Ooh, I second the MacInnes. I haven't read her in yonks, but I loved her when I did.
We're Literary 2: To Read Makes Our Speaking English Good
There's more to life than watching Buffy the Vampire Slayer! No. Really, there is! Honestly! Here's a place for Buffistas to come and discuss what it is they're reading, their favorite authors and poets. "Geez. Crack a book sometime."
Wait, wait. Speaking as the World's Most Passionate Archie Goodwin Fan Ever - as someone who owns not only all the Nero WOlfe novels, but who has read all the Bertha Cools as well - how does he qualify as spy novels? What did I miss?
He's classic American mystery writer, with Chandler and Hammett.
Oh, that's right, it was specified as *spy* stuff. They must have chased spies occasionally.
Archie? I think he did in exactly one short story, written during WWII, when he was in the army. ANd even there, he was chasing a Fifth Columnist.
And I do find Tehanu polemically feminist in a problematic way
Agreed. I've forgiven it some of its flaws, now that it's bookended with the last two volumes, but yeah -- in some ways it feels awfully obvious and a little contrived. (In other ways, it still does feel natural; I always wondered what Tenar had done with herself, when Ged went off to do his hero/mage/cool guy thing.)
I can see how Le Guin could sometimes leave readers cold, especially some of her older stuff. (Although I love The Dispossessed, it's not because I'm passionate about any of the characters.) I think The Telling is one of her stronger novels, because it gives its main character an emotional backstory to work through.
And The Bourne Identity is such a page turner that it took me many years -- and several readings -- to discover the Mack-Truck-sized hole in the story.
There's only one? Concur that it's a good page-turner, although at times hilariously overwrought. What I really like about it -- and this is true of all Ludlum in his prime, I think -- is the intricate detail work of spying. You know, the dead-drops and the feints and the diversions and double- and triple-backup plans. I appreciate that sensibility of the paranoid savant.
I think the best Fleming novel is Casino Royale -- it suffers least from the recycling of unconscious tropes of the author, and works best in its historical context: one of the villains is a man who spent time in a Displaced Persons camp after the war, so he quite literally has no identity or nationality at all. Also, that book is where I learned how Baccarat is played.
There's only one?
Fair point, Nutty. I was thinking of Marie falling in love with Jason, the guy who kidnapped her. Which may be less a plot hole than a WTF was he thinking? point.
I think The Telling is one of her stronger novels, because it gives its main character an emotional backstory to work through.
Really? I think The Telling goes cheap on some of the worldbuilding and the satire, which is frustrating, because other parts of the worldbuilding are excellent and when you finally do get a sense of the main character and the person who would be her antagonist in any other novels, there is some genuinely great writing there.
Also, that book is where I learned how Baccarat is played.
Me too!
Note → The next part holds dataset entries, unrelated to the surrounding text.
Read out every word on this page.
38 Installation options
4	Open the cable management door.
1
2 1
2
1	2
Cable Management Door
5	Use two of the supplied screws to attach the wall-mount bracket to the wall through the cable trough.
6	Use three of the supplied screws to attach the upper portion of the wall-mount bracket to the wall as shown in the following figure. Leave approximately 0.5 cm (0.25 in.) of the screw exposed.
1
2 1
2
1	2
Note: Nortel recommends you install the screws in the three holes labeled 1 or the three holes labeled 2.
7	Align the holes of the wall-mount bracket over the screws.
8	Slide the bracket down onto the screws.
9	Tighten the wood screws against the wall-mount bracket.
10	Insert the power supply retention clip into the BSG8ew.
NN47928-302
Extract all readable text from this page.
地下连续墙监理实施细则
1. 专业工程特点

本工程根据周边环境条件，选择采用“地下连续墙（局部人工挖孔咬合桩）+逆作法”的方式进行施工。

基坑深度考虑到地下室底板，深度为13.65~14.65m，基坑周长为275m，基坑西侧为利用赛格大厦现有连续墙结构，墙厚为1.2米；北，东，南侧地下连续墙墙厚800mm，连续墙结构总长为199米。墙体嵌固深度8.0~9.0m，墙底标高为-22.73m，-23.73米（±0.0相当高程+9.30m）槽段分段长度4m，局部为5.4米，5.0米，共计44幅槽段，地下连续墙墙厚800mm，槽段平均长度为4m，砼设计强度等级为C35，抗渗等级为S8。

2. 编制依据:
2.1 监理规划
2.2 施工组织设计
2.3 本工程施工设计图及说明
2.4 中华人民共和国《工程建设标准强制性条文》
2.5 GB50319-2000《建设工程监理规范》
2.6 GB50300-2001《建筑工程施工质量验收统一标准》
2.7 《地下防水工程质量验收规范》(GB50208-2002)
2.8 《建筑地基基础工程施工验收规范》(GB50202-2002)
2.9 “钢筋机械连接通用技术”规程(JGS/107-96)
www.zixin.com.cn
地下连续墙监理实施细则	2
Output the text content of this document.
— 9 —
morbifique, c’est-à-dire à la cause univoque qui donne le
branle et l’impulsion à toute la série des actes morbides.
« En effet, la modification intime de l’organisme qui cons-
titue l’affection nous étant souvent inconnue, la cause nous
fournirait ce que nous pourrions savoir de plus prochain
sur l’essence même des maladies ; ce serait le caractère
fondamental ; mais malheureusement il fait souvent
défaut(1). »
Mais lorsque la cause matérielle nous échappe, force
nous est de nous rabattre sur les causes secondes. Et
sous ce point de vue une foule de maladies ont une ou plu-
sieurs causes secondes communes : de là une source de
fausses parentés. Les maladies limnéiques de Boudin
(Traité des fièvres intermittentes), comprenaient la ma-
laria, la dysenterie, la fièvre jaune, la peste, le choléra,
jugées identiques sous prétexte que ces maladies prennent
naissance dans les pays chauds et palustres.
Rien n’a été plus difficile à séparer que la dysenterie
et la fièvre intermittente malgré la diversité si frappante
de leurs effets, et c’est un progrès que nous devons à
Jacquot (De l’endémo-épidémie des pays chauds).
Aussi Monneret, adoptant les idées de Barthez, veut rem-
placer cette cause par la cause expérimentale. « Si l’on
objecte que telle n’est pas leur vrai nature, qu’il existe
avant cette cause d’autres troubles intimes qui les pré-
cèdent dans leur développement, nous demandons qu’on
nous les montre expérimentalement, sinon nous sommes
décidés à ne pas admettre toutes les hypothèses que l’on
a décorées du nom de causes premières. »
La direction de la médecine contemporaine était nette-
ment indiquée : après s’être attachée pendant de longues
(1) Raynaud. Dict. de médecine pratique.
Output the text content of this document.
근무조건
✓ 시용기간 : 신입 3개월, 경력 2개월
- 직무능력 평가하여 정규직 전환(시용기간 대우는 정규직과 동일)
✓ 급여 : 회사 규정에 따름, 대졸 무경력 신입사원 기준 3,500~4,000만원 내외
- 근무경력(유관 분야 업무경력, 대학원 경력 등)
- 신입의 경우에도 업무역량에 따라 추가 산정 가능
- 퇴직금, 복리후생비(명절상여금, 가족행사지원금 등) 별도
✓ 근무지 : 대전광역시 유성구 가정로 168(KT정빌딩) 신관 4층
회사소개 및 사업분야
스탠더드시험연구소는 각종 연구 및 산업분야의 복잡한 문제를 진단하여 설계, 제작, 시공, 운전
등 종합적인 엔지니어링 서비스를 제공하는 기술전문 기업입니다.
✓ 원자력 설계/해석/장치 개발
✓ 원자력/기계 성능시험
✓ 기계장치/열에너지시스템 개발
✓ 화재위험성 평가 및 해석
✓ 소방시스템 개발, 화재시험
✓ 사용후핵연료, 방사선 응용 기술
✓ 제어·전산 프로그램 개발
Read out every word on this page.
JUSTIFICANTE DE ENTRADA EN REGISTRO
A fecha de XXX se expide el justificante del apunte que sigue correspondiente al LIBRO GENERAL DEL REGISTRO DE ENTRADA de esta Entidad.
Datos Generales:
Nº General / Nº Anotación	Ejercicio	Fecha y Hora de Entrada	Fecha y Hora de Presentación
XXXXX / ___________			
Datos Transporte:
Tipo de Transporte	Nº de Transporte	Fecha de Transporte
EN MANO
I had all my card-playing friends playing baccarat for ages after I read Casino Royale.
Mmm. Archie Goodwin.
I think The Telling goes cheap on some of the worldbuilding and the satire, which is frustrating, because other parts of the worldbuilding are excellent and when you finally do get a sense of the main character and the person who would be her antagonist in any other novels, there is some genuinely great writing there.
I suspect my affection for the second half overwhelms possible negative aspects of the first half. Also, the first time I read it, I had no idea it was intended as a parody of modern China.
I do remember watching CTHD, some 6 months later, and getting to the end, and being like, Hey!